Raúl García Zárate ha muerto y con él, su fabulosa guitarra. Siempre lo recordaré como el señor amable que fue a mi viejo colegio militarizado y, en formación de lunes, tocó para nosotros su “Adiós, pueblo de Ayacucho” y otros temas. Yo tendría 9 o 10 años y no sabía que una guitarra podría hacerte llorar y menos que podría tener ese color nostálgico que este excelente guitarrista le daba a las cuerdas. Esa tarde, recuerdo, también tocó el maestro quenista Alejandro Vivanco, quien se subió a una carpeta para entonar con nosotros el “himno nacional argentino” que, al parecer, le había pedido nuestra directora Nelly Morón de Miranda. Después crearía su fabuloso “Orfeón de Quenas”.
Esa tarde, de fines de los setenta, cuando llegué a casa, le dije a mi madre que unos señores músicos habían tocado en el colegio y cuando en la mesa del almuerzo me preguntaron quiénes eran, fui corriendo a sacar mi cuaderno donde había apuntado sus nombres: Alejandro Vivanco y Raúl García Zárate. Y lo que más me sorprendió fue que mi madre se acercó a la radiola Phillips que, como un ataúd reluciente, ocupaba la mitad de nuestra sala y sacó dos long plays de estos enormes músicos y nos contó que García Zárate era un abogado que defendía a los pobres y que Vivanco se creía el flautista de Hamelin que soñaba con convertir en músicos a todos los peruanos.
Esa fue mi primera clase de música andina en la que también se incluyó al charanguista Jaime Guardia, amigo de José María Arguedas, a quien, muchos años después, conocería en una velada de amigos y que admiraba profundamente el trabajo de García Zárate y Vivanco. Dos grandes maestros con quienes, creo, nunca más me volvería a encontrar. Alejandro Vivanco moriría en 1991 abrazado a su quena y a Raúl García Zárate siempre lo vería en televisión o en documentales.

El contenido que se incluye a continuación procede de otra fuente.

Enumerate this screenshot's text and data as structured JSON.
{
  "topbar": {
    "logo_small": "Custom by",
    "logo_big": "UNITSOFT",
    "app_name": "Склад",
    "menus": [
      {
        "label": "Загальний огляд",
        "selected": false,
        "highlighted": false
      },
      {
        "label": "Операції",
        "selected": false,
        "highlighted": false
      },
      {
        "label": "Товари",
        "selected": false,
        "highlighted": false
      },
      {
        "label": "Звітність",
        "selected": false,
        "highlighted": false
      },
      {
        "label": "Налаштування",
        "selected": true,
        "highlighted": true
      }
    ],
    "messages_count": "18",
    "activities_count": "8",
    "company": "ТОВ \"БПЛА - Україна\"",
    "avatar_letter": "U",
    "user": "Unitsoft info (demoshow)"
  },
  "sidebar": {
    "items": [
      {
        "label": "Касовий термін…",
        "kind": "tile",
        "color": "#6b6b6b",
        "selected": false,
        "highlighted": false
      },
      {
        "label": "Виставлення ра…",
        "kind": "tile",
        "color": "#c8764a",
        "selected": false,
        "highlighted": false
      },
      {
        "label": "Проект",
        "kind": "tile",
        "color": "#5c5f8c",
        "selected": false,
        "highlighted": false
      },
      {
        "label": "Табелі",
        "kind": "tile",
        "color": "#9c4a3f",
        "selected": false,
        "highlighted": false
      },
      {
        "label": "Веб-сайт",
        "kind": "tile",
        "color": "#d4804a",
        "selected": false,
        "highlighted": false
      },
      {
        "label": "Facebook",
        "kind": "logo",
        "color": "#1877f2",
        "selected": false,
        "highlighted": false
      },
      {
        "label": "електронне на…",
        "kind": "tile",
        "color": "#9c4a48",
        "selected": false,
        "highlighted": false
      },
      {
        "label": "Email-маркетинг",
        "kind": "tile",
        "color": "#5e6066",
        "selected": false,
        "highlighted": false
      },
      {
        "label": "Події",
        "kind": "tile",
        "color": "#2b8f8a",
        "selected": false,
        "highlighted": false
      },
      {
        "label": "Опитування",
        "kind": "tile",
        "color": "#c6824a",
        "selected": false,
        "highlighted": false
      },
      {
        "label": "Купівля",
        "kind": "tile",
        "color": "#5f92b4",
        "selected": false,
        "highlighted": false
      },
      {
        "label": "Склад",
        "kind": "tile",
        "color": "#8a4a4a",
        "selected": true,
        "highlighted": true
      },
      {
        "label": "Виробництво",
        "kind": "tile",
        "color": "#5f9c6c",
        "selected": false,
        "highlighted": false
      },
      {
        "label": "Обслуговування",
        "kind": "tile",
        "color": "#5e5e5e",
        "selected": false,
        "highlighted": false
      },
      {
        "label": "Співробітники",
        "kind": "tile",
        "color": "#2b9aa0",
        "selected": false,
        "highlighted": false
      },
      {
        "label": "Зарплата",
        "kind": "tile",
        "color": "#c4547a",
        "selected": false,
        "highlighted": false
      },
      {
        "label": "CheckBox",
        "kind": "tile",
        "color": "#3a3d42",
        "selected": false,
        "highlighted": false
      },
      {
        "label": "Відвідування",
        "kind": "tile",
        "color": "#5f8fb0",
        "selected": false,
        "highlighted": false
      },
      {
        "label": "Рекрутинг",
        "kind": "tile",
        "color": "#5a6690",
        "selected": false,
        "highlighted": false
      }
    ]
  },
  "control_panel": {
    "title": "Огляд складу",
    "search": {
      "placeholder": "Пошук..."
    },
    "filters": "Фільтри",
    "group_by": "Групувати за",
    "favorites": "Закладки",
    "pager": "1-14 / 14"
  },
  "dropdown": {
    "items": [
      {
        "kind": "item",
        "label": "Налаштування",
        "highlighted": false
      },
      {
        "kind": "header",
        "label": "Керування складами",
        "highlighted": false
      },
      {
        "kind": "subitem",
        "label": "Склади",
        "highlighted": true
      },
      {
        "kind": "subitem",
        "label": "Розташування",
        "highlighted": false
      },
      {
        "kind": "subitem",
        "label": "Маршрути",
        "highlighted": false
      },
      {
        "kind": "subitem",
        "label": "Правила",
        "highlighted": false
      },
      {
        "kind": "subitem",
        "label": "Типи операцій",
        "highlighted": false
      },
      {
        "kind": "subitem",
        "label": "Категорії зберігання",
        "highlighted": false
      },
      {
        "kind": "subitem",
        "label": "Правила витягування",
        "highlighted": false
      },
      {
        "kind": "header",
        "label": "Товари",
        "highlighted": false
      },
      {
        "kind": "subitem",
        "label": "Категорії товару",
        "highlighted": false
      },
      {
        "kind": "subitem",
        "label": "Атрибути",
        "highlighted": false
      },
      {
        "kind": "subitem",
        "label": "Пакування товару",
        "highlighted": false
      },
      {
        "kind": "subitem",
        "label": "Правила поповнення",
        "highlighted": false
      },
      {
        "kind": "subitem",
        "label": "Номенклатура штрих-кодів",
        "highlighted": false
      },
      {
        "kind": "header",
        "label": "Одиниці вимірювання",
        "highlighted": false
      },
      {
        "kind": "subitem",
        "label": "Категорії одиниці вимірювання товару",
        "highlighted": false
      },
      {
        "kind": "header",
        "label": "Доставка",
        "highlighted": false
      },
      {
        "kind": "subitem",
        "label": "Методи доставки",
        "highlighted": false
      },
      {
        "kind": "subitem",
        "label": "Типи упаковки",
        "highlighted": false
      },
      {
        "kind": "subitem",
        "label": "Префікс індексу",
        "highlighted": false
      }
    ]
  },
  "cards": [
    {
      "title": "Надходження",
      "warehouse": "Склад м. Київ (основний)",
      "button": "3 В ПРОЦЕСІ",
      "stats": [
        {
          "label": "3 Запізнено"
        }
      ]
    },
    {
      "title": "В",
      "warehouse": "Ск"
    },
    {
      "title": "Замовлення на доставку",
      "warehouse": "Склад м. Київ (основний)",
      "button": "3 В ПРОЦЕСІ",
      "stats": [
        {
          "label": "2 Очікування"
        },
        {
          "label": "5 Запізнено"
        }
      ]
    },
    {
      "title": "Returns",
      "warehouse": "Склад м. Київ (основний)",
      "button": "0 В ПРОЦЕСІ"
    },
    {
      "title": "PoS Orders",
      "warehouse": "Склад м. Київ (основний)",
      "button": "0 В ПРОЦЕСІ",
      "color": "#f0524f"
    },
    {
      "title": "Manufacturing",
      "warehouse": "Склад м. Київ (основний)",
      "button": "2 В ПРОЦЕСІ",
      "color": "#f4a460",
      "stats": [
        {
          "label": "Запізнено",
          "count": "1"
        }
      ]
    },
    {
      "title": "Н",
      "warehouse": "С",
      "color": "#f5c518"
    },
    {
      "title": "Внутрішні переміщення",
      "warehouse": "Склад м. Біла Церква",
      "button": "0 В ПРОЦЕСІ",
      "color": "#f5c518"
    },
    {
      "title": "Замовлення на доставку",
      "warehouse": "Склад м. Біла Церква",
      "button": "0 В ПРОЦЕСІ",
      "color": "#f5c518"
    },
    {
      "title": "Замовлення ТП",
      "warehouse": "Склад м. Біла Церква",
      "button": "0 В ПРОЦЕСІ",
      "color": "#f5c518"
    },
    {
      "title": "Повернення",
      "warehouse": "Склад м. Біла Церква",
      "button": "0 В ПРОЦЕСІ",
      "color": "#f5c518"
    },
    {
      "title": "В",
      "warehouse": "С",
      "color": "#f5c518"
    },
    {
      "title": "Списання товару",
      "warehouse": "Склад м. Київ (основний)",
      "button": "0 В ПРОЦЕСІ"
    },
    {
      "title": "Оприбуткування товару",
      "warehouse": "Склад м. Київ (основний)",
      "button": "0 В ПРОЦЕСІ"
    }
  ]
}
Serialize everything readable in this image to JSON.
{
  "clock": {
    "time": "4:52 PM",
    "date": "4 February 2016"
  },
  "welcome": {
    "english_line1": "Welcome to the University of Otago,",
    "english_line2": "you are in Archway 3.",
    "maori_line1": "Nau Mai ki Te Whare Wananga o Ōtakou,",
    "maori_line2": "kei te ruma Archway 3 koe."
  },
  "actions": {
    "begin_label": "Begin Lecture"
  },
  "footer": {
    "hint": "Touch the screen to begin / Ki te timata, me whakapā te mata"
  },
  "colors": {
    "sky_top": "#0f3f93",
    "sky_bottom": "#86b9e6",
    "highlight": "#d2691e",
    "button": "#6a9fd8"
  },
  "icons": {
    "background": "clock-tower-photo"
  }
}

Hoy ha partido Raúl García Zárate y yo busco desesperadamente ese LP que mi madre me regaló cuando ingresé a la universidad y el mundo del rock hacía mucho ruido en mi cabeza. Si no lo encuentro, tocaré con mi guitarra rota ese Adiós, Pueblo de Ayacucho que aprendí a entonar en La Cantuta, no el original que versa los amores de un cura y una viuda y que al ser descubiertos en pecado tienen que separarse, sino la versión de los que creían que la justicia solo se podría conseguir arrancándola de las manos de los explotadores: “Adiós, pueblo de Ayacucho, perlas challay, ya me voy, ya me estoy yendo, perlas challay, a luchar por los ideales, perlas challay, contra el hambre y la miseria, perlas challay…”.